• bir örneği az kaldı bana kafayı sıyırtacak şeydir..

    girdiğim her sitede minimum bir link, bir java ıvır zıvırıyla, yahut bir şekilde pop up açılan penceresiyle burnuma burnuma sokulan dolandırıcılık metodlarından söz ediyorum.

    kuşu vur melodiyi kap
    kızın eteğini kaldır ücretsiz bilmemne senin olsun
    veyahut benzerleri..

    zınk zınk zınk her yerde karşıma çıkmaya başlayınca en nihayetinde geçen gün pes edip ne diyo lan bu dedim ve touch pad vasıtasıyla, ufak pencerecikte kuş bakışı olarak bir arabanın tepesine 5 kere sıçtım ve kazandım.

    noldu
    pop up açıldı..

    noldu
    telefon numaramı ve üyelik şartlarını okuduğuma dair onaylamayı istedi.

    az daha nolabilirdi?
    üyelik şartlarını, her ne kadar "beni okuma" diyor olsa da okuyunca gördük ki, haftada 25 sms karşılığı bir rakam cep telefonu faturama işletilebilirdi..

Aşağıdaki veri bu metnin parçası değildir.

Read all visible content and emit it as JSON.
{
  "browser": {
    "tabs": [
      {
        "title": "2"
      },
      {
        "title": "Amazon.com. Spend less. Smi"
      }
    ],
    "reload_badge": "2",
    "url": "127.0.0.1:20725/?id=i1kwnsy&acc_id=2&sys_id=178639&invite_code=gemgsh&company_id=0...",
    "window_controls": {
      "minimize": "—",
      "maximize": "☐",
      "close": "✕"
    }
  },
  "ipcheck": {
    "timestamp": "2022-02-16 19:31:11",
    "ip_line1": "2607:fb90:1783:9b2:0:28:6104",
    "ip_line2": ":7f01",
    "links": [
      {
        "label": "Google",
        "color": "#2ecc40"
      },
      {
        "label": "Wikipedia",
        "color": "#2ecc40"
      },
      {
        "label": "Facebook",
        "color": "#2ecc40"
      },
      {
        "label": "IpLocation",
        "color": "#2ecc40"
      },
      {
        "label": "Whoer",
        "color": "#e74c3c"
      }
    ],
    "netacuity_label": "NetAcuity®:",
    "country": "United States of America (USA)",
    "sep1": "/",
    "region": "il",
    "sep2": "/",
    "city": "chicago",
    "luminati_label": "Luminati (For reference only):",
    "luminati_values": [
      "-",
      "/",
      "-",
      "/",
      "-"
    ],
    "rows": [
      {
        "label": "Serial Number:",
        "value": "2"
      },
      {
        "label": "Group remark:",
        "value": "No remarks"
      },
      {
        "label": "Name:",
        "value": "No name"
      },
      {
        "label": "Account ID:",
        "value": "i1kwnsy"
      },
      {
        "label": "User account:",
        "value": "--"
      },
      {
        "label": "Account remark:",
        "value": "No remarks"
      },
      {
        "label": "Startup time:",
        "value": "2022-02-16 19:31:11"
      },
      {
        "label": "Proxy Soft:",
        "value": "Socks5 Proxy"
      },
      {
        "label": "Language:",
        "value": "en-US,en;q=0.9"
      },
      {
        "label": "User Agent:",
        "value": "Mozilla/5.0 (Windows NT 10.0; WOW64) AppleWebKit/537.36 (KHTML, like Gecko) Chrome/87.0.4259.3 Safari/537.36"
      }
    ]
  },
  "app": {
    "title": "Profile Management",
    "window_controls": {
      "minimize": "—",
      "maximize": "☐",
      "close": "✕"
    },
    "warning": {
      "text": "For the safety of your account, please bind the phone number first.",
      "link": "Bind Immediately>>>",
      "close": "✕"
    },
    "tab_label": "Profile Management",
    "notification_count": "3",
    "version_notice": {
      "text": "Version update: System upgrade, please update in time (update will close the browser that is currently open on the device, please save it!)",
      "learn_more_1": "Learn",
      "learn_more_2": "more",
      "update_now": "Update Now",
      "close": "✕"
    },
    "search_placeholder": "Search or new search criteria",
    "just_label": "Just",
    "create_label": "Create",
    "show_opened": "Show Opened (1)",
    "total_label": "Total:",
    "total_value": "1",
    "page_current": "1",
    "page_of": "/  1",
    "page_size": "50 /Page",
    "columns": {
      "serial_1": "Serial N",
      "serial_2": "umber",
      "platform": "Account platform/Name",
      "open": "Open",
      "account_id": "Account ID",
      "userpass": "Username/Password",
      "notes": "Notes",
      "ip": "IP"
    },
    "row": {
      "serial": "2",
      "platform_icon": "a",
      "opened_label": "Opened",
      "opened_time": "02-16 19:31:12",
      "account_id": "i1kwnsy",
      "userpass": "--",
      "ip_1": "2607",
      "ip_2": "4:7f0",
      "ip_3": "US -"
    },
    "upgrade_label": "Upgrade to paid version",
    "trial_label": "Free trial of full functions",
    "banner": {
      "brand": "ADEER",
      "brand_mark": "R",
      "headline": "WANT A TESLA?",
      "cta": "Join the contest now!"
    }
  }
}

    üstelik, ben bunu iptal ettirmeye yeltenmediğim müddetçe bu kendi kendini yenileyerek sonsuza dek bu şekilde devam edebilirdi.

    eh, tamam.. bende olmadı.
    ama kardeşim bu alenen dolandırıcılık değil de ne?

    nasıl bu kadar rahat yürüyor bu işler, evet yüzlerce örneği var, uluslararası sitelerde de mevcut vs eyvallah..

    ama bu adamların tek gelir kaynakları aslında, o "üyelik şartları" denen naneyi okuyamayan, okumak aklına gelmeyen, anlamayan insanlar üzerine kurulu...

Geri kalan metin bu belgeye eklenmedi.